No Ocidente, a velhice é muitas vezes associada à sabedoria. Imaginamos e representamos os nossos filósofos e cientistas como anciões de barba e cabelos brancos, sapientes após décadas de experiências e estudo. Por outro lado, ela também está ligada à decrepitude, condição em que a beleza física e astúcia mental são substituídas por um reflexo pálido e apagado no espelho. Em um implacável poema intitulado “Envelhecer”, Matthew Arnold descreve essa fase da vida de diversas maneiras, todas estarrecedoras. Para o poeta, o envelhecimento é um longo e doloroso processo em que nos sentimos como se fôssemos apenas os fantasmas de nós mesmos.

No entanto, para Clint Eastwood e, principalmente, para Earl Stone (a personagem real interpretada pelo próprio diretor), a velhice não está, inicialmente, relacionada a nenhuma das duas coisas.

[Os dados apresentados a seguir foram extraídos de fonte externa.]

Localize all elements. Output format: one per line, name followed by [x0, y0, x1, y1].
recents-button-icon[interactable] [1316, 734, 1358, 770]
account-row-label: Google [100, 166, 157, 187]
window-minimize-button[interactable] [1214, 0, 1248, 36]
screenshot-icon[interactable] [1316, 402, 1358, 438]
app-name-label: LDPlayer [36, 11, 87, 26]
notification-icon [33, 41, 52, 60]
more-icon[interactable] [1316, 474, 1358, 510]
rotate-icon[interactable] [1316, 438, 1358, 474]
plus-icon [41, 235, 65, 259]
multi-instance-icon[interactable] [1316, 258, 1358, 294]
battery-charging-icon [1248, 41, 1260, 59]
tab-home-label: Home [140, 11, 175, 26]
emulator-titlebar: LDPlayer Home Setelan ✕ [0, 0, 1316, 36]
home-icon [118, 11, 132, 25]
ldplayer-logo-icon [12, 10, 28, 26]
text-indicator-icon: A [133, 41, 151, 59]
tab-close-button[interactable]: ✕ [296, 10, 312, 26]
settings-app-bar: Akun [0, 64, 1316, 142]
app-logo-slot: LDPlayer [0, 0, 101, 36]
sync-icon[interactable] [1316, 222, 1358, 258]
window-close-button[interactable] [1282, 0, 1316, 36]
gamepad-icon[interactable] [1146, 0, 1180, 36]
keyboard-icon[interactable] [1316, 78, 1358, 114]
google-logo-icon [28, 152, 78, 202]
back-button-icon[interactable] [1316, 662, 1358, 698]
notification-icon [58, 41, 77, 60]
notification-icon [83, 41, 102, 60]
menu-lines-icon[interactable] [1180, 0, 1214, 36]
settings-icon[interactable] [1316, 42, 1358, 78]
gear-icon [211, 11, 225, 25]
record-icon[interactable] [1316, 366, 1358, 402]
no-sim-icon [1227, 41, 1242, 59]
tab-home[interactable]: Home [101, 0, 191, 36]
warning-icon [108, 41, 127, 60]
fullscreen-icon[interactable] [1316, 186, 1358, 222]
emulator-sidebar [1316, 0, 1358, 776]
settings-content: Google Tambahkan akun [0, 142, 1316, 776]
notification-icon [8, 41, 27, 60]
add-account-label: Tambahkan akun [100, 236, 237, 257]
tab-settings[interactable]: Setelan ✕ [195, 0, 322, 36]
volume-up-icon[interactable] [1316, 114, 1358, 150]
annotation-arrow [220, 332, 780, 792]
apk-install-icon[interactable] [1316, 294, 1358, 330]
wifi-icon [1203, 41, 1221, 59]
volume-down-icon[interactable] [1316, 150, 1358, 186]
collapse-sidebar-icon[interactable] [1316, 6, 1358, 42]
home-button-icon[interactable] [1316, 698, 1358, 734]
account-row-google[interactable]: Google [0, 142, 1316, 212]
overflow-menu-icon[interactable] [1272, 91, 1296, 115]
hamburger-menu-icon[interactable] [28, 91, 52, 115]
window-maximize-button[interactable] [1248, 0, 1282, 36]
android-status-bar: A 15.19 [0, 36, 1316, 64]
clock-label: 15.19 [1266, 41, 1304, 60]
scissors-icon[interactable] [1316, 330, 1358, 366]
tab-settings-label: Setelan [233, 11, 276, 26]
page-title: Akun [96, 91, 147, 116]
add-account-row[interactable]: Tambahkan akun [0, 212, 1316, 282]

Nossas Convicções: O valor da família

Em “A Mula”, filme que conta a inacreditável história do nonagenário que transportou, durante meses, vários pacotes de drogas pelas estradas norte-americanas, não vemos um idoso consciente das consequências dos seus atos ou caduco e incapaz de realizar atividades físicas. Pelo contrário, Stone é um homem que continua cometendo os mesmos erros do passado e que dirige e se diverte assim como fazia na juventude. O passar dos anos não lhe trouxeram nada senão a repetição de velhos gestos.

A bem da verdade, esse assunto já foi trabalhado por Eastwood de jeitos diferentes. “Cowboys do Espaço”, por exemplo, apesar de ter a leveza e o bom humor de “A Mula”, abre espaço para um heroísmo que não tem lugar na história do seu novo filme.

Já nos casos de “Os Imperdoáveis” e “Gran Torino”, há protagonistas similares que, ou tentando fugir de um comportamento prévio, ou incorrendo em equívocos já conhecidos, fazem do seu presente um eco do passado e não a evolução ou decadência de um estágio anterior.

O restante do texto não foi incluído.